La méthode fonctionne : quelques mois après sa réélection et des élections législatives qui ont tourné au fiasco à la majorité relative, le centriste a trouvé un nouveau procès. Direction le Conseil national de la Refondation, lieu d’échanges entre élus locaux, gouvernement et oppositions, qui se vide rapidement.
Quelques mois seulement après la réélection d’Emmanuel Macron en 2022, François Bayrou sort le sulfate pour critiquer le relèvement de l’âge de la retraite de 62 à 64 ans.
«Je suis opposé à toute force», explique le maire de Pau en septembre 2022 au parisiens’inquiéter d’une méthode « brutale » de la part de l’Élysée.
« Si nous nous engageons dans cette voie, nous sommes sûrs de fusionner d’abord les oppositions entre elles, puis de diviser la société française », prévient le centriste, en conseillant de prendre « le - de la pédagogie ».
La « démarche d’humiliation » d’Attal
Trop c’est assez. En plein conseil des ministres, le chef de l’Etat s’agace et demande à ses troupes de « se concentrer sur le fond ». Sans empêcher François Bayrou de revenir à la charge. A quelques jours de l’adoption de la réforme des retraites par le 49.3 par Élisabeth Borne, la centriste juge que les arguments contre cette cartouche institutionnelle sont « très forts ».

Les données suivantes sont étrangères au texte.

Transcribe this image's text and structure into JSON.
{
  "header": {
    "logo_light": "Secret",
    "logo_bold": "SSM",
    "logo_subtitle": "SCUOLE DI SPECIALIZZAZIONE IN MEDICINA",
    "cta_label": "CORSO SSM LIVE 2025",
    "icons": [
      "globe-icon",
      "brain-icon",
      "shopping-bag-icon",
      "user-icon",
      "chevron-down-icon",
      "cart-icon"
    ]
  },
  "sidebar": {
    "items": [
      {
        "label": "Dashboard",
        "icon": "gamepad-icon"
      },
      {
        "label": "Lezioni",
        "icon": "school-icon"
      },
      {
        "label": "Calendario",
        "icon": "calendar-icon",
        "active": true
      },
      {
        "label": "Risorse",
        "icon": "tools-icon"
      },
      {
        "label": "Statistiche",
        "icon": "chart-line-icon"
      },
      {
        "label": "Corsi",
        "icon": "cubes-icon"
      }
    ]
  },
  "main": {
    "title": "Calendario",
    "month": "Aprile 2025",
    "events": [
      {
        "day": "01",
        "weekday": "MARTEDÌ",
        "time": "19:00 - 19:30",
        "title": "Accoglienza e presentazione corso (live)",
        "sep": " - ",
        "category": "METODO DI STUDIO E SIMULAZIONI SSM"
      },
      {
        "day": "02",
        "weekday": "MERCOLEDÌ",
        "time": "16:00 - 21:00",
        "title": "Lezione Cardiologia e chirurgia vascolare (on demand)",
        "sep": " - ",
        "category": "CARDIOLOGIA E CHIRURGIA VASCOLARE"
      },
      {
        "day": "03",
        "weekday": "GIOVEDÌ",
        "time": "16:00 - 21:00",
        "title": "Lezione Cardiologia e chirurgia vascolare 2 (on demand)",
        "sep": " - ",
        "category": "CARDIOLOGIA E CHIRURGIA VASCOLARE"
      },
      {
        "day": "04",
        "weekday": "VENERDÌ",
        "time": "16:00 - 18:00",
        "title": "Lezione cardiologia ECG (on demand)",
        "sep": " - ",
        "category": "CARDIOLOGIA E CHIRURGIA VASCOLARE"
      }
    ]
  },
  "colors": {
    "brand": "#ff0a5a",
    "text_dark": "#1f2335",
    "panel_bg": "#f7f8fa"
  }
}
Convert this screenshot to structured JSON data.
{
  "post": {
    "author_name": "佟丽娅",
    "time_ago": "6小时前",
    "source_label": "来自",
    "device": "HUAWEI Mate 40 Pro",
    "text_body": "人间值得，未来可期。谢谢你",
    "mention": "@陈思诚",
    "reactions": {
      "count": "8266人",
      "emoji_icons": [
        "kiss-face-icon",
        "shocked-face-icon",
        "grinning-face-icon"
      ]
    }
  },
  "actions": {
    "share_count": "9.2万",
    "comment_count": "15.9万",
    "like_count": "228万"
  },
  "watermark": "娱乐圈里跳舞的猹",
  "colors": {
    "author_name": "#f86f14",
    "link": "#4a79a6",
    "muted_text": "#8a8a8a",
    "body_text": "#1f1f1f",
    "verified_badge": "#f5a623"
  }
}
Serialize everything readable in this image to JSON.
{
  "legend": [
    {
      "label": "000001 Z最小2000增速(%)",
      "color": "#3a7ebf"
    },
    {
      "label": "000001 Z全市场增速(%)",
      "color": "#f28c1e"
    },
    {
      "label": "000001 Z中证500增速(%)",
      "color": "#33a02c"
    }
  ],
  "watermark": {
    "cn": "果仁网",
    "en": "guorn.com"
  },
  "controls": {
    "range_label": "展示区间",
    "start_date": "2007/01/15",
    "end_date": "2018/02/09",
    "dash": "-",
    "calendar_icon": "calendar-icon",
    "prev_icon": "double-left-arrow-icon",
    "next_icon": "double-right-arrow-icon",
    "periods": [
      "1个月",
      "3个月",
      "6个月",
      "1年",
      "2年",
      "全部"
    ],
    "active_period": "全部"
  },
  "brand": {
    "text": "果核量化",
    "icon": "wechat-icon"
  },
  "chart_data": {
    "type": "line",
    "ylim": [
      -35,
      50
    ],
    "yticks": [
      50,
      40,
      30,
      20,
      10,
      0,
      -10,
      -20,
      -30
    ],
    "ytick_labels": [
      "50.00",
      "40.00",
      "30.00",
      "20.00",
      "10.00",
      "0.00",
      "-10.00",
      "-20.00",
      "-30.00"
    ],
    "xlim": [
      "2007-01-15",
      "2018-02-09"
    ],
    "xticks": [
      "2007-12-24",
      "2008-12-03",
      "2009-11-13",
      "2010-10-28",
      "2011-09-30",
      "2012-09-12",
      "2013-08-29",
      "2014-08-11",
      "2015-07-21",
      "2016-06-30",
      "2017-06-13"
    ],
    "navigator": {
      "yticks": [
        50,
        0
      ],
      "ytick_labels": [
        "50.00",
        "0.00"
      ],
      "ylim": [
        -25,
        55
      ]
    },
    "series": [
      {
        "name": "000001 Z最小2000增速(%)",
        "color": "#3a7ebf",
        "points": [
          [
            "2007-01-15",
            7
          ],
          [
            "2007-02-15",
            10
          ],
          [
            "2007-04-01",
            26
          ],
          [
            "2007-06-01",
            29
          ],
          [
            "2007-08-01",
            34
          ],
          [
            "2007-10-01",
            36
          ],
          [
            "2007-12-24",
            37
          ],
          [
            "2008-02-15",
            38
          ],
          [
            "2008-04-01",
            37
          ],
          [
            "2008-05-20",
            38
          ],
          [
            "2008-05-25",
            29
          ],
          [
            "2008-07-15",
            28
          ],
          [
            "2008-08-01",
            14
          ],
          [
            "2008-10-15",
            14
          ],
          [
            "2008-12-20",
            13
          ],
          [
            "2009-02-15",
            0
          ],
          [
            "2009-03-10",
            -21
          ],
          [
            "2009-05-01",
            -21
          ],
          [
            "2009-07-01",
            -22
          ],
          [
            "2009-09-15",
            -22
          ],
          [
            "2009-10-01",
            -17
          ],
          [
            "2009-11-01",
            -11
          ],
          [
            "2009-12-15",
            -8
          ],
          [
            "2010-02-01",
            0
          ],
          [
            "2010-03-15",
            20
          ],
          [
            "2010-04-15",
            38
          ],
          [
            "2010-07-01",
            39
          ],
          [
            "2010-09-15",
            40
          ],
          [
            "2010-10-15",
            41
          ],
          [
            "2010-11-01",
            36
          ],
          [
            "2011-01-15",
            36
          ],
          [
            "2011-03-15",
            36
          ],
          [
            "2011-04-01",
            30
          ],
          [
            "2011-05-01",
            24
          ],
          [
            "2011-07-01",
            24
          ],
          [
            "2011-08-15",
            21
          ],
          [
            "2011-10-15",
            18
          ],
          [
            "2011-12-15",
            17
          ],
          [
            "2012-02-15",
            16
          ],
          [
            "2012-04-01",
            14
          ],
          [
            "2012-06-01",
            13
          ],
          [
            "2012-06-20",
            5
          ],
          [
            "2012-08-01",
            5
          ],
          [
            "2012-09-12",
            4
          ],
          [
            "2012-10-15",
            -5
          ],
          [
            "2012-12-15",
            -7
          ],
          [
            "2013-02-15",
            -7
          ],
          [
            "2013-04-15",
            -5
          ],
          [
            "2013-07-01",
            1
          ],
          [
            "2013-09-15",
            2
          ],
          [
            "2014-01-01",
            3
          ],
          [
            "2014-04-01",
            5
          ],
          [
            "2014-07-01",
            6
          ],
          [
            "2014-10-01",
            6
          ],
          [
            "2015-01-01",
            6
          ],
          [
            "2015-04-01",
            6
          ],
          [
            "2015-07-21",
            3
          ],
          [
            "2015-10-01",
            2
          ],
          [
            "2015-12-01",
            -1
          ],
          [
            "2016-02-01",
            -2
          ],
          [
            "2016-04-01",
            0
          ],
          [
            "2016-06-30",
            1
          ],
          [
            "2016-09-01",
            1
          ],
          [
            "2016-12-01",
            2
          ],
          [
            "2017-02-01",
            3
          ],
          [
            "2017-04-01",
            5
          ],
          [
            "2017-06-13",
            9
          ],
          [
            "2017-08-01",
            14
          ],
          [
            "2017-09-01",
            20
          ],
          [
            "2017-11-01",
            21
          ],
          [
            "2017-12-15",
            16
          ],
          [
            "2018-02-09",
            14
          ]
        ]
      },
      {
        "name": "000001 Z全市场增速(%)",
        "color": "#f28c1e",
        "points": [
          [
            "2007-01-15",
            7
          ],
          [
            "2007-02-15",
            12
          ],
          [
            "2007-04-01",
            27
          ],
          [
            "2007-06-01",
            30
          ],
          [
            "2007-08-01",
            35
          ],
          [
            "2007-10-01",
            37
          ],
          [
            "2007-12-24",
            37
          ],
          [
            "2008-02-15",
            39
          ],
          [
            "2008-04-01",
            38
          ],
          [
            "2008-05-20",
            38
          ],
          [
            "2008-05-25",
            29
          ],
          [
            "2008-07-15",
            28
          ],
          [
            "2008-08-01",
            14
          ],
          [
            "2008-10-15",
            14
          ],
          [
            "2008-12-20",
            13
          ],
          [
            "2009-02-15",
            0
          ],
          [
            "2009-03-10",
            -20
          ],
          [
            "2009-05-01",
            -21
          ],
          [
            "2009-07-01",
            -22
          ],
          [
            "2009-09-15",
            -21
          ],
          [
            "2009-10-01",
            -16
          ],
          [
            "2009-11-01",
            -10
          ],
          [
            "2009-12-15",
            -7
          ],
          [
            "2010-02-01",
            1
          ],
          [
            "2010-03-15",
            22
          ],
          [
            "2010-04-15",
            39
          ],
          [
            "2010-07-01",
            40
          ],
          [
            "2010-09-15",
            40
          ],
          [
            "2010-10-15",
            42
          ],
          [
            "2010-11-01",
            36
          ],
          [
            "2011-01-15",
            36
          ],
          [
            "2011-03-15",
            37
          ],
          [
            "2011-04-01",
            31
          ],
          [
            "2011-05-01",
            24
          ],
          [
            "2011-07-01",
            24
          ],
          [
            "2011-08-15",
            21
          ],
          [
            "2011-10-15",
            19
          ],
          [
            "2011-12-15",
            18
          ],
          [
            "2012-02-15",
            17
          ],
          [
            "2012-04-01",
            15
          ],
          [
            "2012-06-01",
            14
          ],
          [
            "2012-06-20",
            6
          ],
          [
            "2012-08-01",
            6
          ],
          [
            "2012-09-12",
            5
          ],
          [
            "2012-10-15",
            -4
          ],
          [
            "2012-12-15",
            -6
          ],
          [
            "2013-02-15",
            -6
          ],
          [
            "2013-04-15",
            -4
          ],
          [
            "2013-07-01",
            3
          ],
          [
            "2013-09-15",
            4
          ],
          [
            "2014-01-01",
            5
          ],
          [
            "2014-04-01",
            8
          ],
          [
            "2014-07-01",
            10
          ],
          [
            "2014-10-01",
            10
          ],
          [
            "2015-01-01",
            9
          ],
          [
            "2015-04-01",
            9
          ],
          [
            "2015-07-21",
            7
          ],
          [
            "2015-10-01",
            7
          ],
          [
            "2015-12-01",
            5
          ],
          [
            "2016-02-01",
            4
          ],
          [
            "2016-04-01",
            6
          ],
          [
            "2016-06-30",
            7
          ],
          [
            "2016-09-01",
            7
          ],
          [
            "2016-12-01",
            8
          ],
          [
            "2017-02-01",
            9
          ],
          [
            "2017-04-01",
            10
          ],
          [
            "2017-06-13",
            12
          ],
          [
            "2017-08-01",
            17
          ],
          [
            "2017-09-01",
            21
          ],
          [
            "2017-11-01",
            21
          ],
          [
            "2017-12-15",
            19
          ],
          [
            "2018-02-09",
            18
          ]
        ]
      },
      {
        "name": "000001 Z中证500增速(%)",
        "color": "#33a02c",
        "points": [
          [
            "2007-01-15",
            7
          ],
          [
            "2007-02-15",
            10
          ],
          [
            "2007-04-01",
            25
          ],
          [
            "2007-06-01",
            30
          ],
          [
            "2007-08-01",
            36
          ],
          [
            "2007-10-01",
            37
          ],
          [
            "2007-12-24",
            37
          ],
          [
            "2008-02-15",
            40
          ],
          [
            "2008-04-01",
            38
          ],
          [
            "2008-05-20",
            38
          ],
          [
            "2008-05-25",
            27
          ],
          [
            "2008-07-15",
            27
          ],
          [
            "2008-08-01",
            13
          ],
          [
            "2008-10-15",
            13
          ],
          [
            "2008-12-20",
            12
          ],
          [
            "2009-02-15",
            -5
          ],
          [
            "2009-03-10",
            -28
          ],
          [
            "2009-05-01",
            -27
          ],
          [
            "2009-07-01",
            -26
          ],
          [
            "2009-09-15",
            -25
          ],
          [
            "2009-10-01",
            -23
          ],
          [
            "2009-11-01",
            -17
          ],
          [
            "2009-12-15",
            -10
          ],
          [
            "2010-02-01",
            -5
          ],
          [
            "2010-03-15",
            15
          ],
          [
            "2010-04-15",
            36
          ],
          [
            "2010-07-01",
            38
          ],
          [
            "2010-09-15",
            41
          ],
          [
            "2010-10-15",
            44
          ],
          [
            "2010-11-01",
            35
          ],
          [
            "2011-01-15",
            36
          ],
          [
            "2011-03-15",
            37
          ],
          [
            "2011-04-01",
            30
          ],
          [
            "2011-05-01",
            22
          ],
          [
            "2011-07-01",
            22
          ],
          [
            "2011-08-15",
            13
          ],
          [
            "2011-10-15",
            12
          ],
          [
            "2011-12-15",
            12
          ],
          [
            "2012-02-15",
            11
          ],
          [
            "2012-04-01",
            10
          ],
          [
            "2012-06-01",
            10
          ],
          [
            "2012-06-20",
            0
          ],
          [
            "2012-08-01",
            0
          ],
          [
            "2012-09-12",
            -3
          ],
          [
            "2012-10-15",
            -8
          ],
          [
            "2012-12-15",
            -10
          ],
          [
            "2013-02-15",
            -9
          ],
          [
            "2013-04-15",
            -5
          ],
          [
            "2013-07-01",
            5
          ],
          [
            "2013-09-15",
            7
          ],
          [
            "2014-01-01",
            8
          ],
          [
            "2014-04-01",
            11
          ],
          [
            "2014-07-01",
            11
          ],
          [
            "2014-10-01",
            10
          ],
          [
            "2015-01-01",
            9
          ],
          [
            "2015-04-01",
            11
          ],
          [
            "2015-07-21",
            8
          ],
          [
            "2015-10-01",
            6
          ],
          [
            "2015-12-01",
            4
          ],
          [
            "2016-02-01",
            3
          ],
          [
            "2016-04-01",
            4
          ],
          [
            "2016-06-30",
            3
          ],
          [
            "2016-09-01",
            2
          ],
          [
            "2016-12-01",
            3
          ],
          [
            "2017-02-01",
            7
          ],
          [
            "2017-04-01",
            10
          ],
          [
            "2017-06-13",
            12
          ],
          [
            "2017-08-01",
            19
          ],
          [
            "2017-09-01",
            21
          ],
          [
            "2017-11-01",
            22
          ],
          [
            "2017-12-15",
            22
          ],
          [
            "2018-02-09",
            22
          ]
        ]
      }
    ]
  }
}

Ses propos ne changent rien à la donne et le Premier ministre déclenche le 49.3 pour adopter la réforme des retraites sans vote. En février 2024, quelques jours seulement après la nomination de Gabriel Attal à Matignon, le ton monte à nouveau.
Arrivée du ministre de l’Éducation nationale comme Premier ministre, entrée au gouvernement de personnalités de droite… François Bayrou dénonce « un processus d’humiliation » lors d’un dîner avec des députés Modem et ne manque pas de s’en plaindre ouvertement dans la presse.
Faute d’un « accord profond sur la politique à suivre », il a publiquement refusé d’entrer au gouvernement. Lui qui aurait aimé redevenir ministre de l’Éducation nationale ne digère pas que le poste ne lui ait pas été proposé et que ce soit Nicole Belloubet à la place d’Amélie Oudéa-Castéra qui ait été nommée.
Un gouvernement Barnier « ne pourra pas travailler »
Mais l’élastique avec Emmanuel Macron ne rompt jamais. Alors que l’annonce de la dissolution a laissé debout toute la famille politique de KO en juin dernier, François Bayrou y a vu un geste « courageux ». Mais chez le centriste, la colère n’est jamais loin.
Rebelotte en septembre dernier lorsque Michel Barnier tentait de composer son gouvernement. Le Modem estime qu’on ne lui propose pas suffisamment de maroquins ministériels. François Bayrou en profite pour hausser le ton et assure sur BFMTV qu’un gouvernement majoritaire de droite “ne pourra pas fonctionner”.
Dernier épisode ce vendredi matin à l’Élysée. Emmanuel Macron et l’edole ont échangé près de deux heures dans une ambiance « très tendue », sans évidemment empêcher la nomination du maire de Pau.
Pour décrire ses relations avec Michel Barnier, Emmanuel Macron a parlé de « coexistence exigeante ». Le chef de l’Etat va sans doute devoir trouver une nouvelle expression pour décrire ces prochains mois avec François Bayrou.